Around the globe, 1.02 billion people are hungry. Every day, nearly 16,000 children die from hunger-related causes - that's one child every 5seconds. Hunger kills more people than AIDS, malaria and TB combined.
In Mecklenburg County, 105,000 people live in poverty. That includes 34,000 children and 8,000 seniors.
Got your attention? Here's how you can help. Join thousands of others at Charlotte's 31st CROP Hunger Walk. The walk, 3.7 miles through uptown and several inner-city neighborhoods, starts at 2:30 p.m. Oct. 4 at the Grady Cole Center, 310 N. Kings Drive, and ends about 4 p.m. along Elizabeth Avenue.

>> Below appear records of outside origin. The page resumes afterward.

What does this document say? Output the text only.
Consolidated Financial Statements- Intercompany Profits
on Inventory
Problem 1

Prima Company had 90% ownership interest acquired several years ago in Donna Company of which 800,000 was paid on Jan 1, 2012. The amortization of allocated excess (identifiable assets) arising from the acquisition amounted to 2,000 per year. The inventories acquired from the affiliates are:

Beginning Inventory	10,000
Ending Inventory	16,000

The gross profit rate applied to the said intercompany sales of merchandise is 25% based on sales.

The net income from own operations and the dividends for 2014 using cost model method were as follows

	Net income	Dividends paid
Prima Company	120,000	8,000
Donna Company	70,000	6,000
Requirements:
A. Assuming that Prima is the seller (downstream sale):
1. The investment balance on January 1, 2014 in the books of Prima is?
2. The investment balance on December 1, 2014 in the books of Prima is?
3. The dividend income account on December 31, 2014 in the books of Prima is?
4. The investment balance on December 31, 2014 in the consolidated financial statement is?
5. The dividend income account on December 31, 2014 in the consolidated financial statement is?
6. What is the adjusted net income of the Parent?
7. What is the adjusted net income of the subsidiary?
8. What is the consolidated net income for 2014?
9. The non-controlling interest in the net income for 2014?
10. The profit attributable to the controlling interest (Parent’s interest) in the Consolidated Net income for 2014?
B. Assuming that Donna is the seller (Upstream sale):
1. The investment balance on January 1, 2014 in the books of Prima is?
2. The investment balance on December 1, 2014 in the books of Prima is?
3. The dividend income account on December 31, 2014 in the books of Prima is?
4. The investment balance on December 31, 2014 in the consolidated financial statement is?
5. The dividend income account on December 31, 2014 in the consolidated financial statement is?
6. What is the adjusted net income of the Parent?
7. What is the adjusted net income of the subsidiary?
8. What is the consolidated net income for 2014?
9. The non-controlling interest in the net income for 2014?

It is one of 2,000 CROP walks in the country. Ours is the largest, expected to attract at least 6,000 people. In some years, 10,000 have taken to the streets.
Anne Shoaf, heading this year's walk, has been involved for most of its existence and walked five times.
"I was raised in the church, and to me - as a Christian and human being sharing this planet - my responsibility is to care for my neighbor," Shoaf said. "The question most of us have is: 'What am I going to serve tonight?' ... For too many people it's: 'How am I going to feed me and another person tonight?' That's a heavy burden, especially in this difficult economy.
"For many people, it means that whatever they can eat is what's going to get them by. They're not even worrying about nutrition - just getting the calories, and that's a challenge."
The walks are an outgrowth of Church World Service, founded by 17 denominations in 1946 to fight hunger. CROP (Christian Rural Overseas Program) started a year later to send seed, grain and livestock to war-torn Europe.
The first Charlotte CROP walk in 1978 raised $19,000. In the 30 years since, Charlotte's walkers have raised more than $6 million - and $1.5 million stayed in the community to fight hunger.
This year's goal is $250,000. A fourth of that is to remain in Charlotte and be divided among Loaves & Fishes, Crisis Assistance Ministry and Second Harvest Food Bank of Metrolina. Each walker is asked to raise at least $100, through pledges or an individual donation.
"They might get a lot of $1 and $2 pledges, or some might write a check for $100 and be done with it," Shoaf said.
The walks are amazing spectacles of people caring for other people. All ages, all walks of the community. You'll make new friends and will get a little exercise.